One of the main challenges to be tackled by ELASTIC is the necessity to fulfill the non-functional properties inherited from smart systems, such as real-time, energy efficiency, communication quality or security. In these systems, large volumes of data are collected from distributed sensors, transformed, processed and analysed, through a range of hardware and software stages from the physical world sensors (commonly referred to as edge computing), to the analytics back-bone in the data-centres (commonly referred to as cloud computing).
This complex and heterogeneous layout presents several challenges, of which an important one refers to non-functional properties inherited from the application domain including real-time, energy-efficiency, quality of communications and security:
- Real-time data analytics is becoming a main pillar in industrial and societal ecosystems. The combination of different data sources and prediction models within real-time control loops, will have an unprecedented impact in domains such as smart cities. Unfortunately, the use of remote cloud technologies makes challenging to provide strict real-time guarantees due to the large and unpredictable communication costs on cloud environments.
- Mobility shows even increased trade-offs and technological difficulties. Mobile devices are largely constrained by the access to energy, as well as suffering from unstable communication, which may increase random communication delays, unstable data throughput, loss of data and temporal unavailability.
- Security is a continuously growing priority for organizations of any size, as it affects data integrity, confidentiality and potentially impacting safety. However, strict security policy management may hinder the communication among services and applications, shrinking overall performance and real-time guarantees.
Overall, while processing time and energy cost of computation is reduced as data analytics is moved to the cloud, the end-to-end communication delay and the performance of the system (in terms of latency) increases and becomes unpredictable, making not possible to derive real-time guarantees.
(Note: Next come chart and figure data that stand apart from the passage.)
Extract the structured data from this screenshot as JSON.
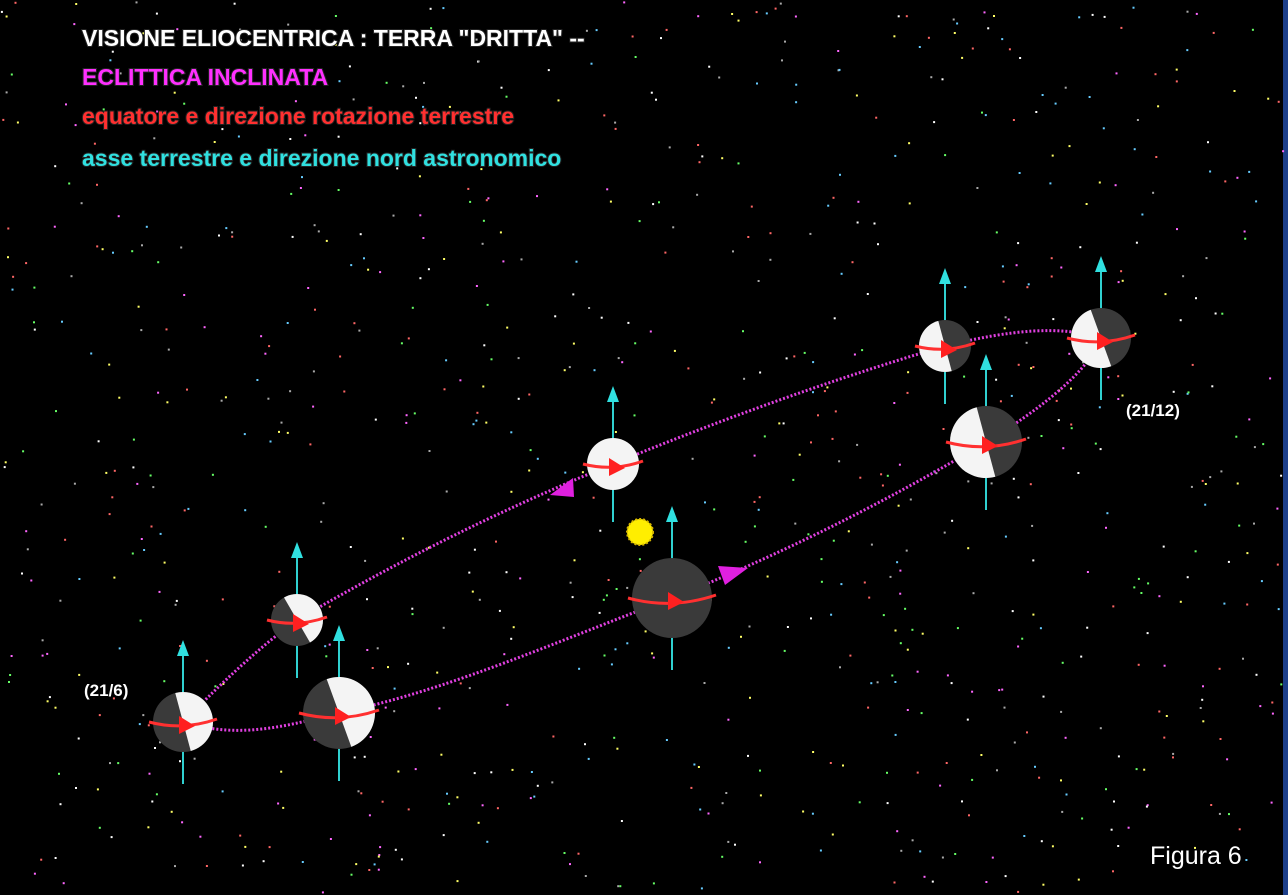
{
  "title_lines": [
    "VISIONE ELIOCENTRICA : TERRA \"DRITTA\" --",
    "ECLITTICA INCLINATA",
    "equatore  e direzione rotazione terrestre",
    "asse terrestre e direzione nord astronomico"
  ],
  "labels": {
    "summer": "(21/6)",
    "winter": "(21/12)"
  },
  "caption": "Figura 6"
}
Moreover, as computation is moved to the cloud, the required level of security increases to minimise potential attacks, which may end up affecting the safety assurance levels, hindering the execution and data exchange among edge and cloud resources.
It is thus necessary that the ELASTIC architecture includes mechanisms which allow the specification of the required level of non-functional properties, the offline analysis of these parameters to determine an appropriate system configuration which enables their fulfillment, and an online monitoring and analysis capability which is able to trigger configuration changes upon detection of level violations. This will be provided via the Non-Functional Requirements (NFR) tool of the ELASTIC Software Architecture.
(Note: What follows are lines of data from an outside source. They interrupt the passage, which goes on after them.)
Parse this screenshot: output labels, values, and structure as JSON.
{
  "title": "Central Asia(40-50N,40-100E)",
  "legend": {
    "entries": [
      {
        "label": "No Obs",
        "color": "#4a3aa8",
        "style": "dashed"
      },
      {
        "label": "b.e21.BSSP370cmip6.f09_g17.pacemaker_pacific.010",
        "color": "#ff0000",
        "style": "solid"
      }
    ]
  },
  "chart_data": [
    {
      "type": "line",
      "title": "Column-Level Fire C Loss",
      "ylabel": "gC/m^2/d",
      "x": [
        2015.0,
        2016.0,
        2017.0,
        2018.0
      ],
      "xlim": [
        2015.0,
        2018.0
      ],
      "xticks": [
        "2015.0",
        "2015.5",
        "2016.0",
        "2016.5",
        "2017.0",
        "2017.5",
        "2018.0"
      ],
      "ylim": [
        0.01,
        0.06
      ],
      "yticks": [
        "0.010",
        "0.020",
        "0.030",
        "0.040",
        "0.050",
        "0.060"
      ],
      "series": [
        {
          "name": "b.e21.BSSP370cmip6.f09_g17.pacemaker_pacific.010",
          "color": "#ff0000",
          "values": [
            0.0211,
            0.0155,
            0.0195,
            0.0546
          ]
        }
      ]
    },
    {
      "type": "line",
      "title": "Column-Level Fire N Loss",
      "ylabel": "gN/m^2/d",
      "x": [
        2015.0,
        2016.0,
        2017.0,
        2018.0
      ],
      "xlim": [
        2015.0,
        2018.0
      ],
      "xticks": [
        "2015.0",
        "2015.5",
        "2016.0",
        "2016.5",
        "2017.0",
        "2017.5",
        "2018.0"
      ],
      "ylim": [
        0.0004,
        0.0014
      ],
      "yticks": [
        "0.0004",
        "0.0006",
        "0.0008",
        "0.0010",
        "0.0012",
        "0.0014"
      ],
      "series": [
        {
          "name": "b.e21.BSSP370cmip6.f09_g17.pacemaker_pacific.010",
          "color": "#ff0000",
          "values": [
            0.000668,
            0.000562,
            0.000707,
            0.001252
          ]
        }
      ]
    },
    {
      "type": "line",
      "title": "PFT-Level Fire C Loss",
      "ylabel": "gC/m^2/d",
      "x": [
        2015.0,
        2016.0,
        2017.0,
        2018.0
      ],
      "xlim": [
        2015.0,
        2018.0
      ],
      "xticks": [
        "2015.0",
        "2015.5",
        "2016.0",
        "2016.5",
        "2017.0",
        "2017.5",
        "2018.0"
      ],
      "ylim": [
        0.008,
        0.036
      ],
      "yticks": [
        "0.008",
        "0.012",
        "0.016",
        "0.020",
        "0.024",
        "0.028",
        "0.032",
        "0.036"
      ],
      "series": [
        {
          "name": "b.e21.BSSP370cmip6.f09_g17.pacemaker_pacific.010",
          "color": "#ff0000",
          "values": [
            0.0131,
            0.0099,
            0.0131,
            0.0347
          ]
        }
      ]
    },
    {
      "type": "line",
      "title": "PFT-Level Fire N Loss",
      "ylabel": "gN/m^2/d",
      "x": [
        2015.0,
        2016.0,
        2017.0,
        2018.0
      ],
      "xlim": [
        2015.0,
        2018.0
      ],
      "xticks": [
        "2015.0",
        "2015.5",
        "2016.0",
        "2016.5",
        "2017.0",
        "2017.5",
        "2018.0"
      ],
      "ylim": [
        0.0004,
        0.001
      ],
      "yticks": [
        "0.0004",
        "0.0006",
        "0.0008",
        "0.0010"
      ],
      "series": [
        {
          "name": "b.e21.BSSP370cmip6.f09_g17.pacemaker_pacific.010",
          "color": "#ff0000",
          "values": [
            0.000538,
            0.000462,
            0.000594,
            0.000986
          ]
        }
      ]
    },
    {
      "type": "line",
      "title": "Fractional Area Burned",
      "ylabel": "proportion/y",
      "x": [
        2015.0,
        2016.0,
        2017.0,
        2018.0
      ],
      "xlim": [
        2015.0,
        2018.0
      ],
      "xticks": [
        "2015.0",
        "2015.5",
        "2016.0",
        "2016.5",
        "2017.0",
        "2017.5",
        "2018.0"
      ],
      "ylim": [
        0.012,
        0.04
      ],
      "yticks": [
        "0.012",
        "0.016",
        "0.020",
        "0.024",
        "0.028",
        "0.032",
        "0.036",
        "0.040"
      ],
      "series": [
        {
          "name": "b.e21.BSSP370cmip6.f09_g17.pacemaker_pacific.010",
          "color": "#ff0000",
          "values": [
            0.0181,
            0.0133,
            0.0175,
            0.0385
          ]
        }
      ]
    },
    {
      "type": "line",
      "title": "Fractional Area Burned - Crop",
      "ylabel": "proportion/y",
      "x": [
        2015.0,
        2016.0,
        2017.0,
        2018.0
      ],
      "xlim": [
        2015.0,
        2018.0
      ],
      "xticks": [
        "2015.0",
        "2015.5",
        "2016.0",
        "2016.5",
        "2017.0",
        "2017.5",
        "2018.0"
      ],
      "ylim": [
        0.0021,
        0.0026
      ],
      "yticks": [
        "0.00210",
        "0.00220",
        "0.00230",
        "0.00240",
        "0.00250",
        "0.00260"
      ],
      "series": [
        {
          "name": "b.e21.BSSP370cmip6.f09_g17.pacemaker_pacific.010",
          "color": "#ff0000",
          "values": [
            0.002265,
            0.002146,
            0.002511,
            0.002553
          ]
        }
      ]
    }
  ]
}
Non-Functional Requirements (NFR) tool
Contemporary cloud computing solutions, both research projects and commercial products, have mainly focused on providing functionalities at levels close to the infrastructure. Furthermore, they tend to focus on functional aspects only. In order to provide an improved ecosystem, which considers the full compute continuum, there is a great need for analysis and monitoring tools that support higher-level concerns and non-functional aspects in a comprehensive manner, from the edge to the cloud. Therefore, the NFR tool of the ELASTIC architecture will operate both at the analysis phase, and during execution.
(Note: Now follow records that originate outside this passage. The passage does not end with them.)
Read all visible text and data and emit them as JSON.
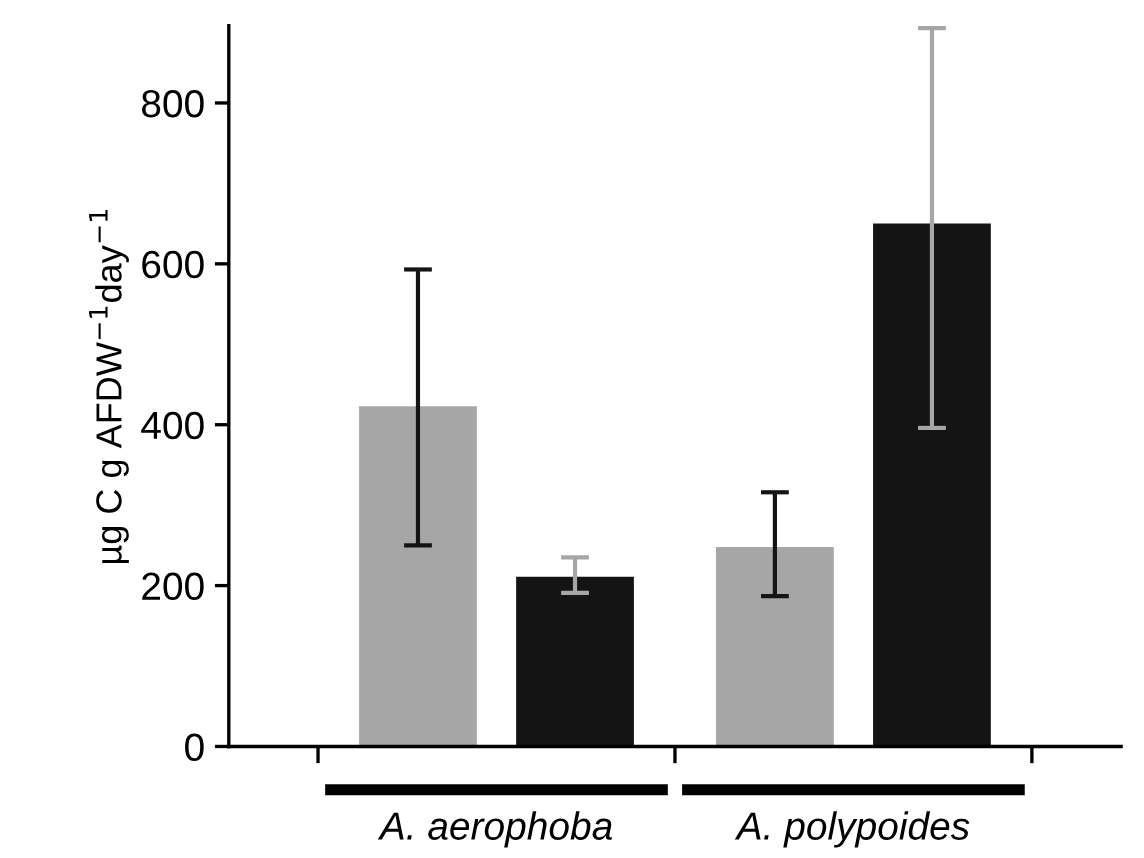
{
  "chart_data": {
    "type": "bar",
    "ylabel": "µg C g AFDW$^{−1}$day$^{−1}$",
    "categories": [
      "A. aerophoba",
      "A. polypoides"
    ],
    "series": [
      {
        "color": "#a6a6a6",
        "values": [
          423,
          248
        ],
        "errors": [
          [
            250,
            593
          ],
          [
            187,
            316
          ]
        ]
      },
      {
        "color": "#141414",
        "values": [
          211,
          650
        ],
        "errors": [
          [
            191,
            235
          ],
          [
            396,
            893
          ]
        ]
      }
    ],
    "ylim": [
      0,
      896
    ],
    "yticks": [
      0,
      200,
      400,
      600,
      800
    ],
    "grid": false,
    "legend": false
  }
}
The goal of the analysis phase is to guarantee the fulfilment of the system non-functional properties, considering the potential trade-offs between performance, predictability, energy-efficiency, communication quality and security. The result of this analysis is a set of possible initial deployment configurations. This phase carefully identifies how satisfying and fulfilling one requirement can impair the satisfaction of other requirements in the system. Establishing and maintaining such interdependencies during the development process and the lifecycle of the system is also an important point, taking into account the evolution of the software architecture and the introduction of new requirements or the modification of existing ones.
Deployment decisions should be made in light of a target system, aiming for high quality of the system deployed under given constraints. However, in order to support deployment decisions, it is essential to identify concrete measures as a basis for decision making and evaluation of the proposed solutions. Such measures need to be dynamic and distributed along the compute continuum, in the case of systems that evolve continuously as the workloads, allocated resources and requirements of these systems change over time. Therefore, runtime monitoring of requirements is used to guide this evolution towards configurations that are guaranteed to satisfy the system’s overall requirements. Monitoring identifies the scenario the system operates in, and selects a model whose quantitative verification enables the detection or, sometimes, prediction of violations. The subsequent execution of a correct reconfiguration plan helps the system to re-instate or maintain compliance with the expected level of service. The monitoring phase makes use of the ELASTIC software architecture ability to provide information on the resource usage and application execution in the nodes, and dynamically re-map and schedule components considering the execution profile identified by the monitor.